Naval conflict in the English Channel and elsewhere between the French and their allies and the English was not a sudden result of the actions of 1337. Undeclared warfare at sea is the best description of the state of naval and mercantile relations between these parties extending back at least to the reign of Edward I at the turn of the century. Merchants frequently pirated or were pirated with the excuse that the other parties were the enemies of France or England. Truces seem to have been conveniently forgotten and suits to the crown were often the recourse.3 These appeals remain our record of these piratical raids. They were, in effect, crimes of convenience with convenient excuses generated to justify plundering.

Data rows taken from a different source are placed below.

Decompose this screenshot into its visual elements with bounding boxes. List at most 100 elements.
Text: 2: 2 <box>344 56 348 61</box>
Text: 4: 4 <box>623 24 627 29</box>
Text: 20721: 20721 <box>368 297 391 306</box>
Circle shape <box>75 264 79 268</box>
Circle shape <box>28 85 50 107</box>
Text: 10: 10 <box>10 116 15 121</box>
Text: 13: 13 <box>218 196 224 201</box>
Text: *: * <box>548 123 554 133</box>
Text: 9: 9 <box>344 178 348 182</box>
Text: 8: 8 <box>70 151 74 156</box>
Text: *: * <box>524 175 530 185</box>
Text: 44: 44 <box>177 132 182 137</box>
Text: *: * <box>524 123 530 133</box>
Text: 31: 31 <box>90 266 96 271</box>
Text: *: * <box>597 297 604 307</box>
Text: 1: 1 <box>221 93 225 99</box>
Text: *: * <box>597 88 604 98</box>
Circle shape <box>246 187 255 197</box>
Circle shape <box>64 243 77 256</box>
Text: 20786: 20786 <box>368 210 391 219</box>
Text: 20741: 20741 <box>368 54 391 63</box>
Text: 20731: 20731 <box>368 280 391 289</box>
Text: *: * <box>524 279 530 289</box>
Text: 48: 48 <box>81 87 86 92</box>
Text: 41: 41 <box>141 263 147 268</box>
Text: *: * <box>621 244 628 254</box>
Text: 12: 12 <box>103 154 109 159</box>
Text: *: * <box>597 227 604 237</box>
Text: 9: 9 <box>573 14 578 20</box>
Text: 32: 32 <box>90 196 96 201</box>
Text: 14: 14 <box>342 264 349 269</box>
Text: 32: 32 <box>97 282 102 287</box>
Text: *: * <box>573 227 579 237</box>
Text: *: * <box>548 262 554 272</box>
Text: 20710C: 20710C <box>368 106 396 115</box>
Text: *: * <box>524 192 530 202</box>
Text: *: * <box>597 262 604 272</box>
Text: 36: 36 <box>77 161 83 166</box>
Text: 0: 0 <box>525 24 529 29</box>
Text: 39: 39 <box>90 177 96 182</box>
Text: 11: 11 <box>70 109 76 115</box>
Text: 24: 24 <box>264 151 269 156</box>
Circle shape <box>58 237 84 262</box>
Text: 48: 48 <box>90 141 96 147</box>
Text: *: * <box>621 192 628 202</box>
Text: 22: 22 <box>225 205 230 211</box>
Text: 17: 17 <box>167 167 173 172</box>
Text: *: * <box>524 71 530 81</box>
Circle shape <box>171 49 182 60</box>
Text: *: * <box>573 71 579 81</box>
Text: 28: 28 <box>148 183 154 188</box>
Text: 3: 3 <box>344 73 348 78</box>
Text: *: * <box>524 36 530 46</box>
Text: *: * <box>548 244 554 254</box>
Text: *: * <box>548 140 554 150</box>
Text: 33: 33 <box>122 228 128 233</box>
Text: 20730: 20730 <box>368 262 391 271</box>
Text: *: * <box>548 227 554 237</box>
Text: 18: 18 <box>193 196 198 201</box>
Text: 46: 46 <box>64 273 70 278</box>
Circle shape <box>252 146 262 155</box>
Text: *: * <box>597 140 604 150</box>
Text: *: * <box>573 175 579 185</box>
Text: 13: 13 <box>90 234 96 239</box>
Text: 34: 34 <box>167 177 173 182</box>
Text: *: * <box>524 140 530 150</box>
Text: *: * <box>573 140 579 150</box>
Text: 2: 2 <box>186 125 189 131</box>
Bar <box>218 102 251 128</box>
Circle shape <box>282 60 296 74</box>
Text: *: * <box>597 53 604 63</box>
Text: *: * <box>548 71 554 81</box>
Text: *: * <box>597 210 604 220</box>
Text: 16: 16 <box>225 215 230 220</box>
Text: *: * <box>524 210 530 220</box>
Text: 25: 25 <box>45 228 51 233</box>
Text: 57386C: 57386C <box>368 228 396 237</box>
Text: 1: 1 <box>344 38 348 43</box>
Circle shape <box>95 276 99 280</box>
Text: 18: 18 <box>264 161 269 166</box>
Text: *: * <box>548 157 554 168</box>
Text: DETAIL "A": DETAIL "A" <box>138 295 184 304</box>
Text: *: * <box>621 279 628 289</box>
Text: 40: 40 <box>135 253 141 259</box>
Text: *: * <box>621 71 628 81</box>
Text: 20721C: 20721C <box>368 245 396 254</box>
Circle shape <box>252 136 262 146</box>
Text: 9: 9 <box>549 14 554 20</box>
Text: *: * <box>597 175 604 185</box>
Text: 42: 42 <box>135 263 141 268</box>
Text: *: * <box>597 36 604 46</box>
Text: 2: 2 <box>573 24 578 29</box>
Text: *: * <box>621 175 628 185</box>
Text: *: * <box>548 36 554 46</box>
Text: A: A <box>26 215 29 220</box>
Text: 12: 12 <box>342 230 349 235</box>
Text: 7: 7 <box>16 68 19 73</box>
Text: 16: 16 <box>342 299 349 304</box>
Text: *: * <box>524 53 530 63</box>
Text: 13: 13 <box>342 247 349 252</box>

The solution achieved at some point in the late thirteenth or fourteenth century to help abate this problem was the introduction of convoys. These were especially successful in the English wine trade routes to Gascony. Larger fleets of merchants often escorted by royal ships filled with men-at-arms could deter individual raiders or even small pirate fleets. But not all merchants could afford or were prepared to wait for the cumbersome process of gathering a fleet at a designated port, awaiting royal escorts to join them and then sailing a prescribed course to Bordeaux or elsewhere. Many ship-owners preferred to push on with their trade and risk encounters with French merchants cum pirates. The same held true for the French, although they were not as active in the trade of wine or wool which was so important to the English economy.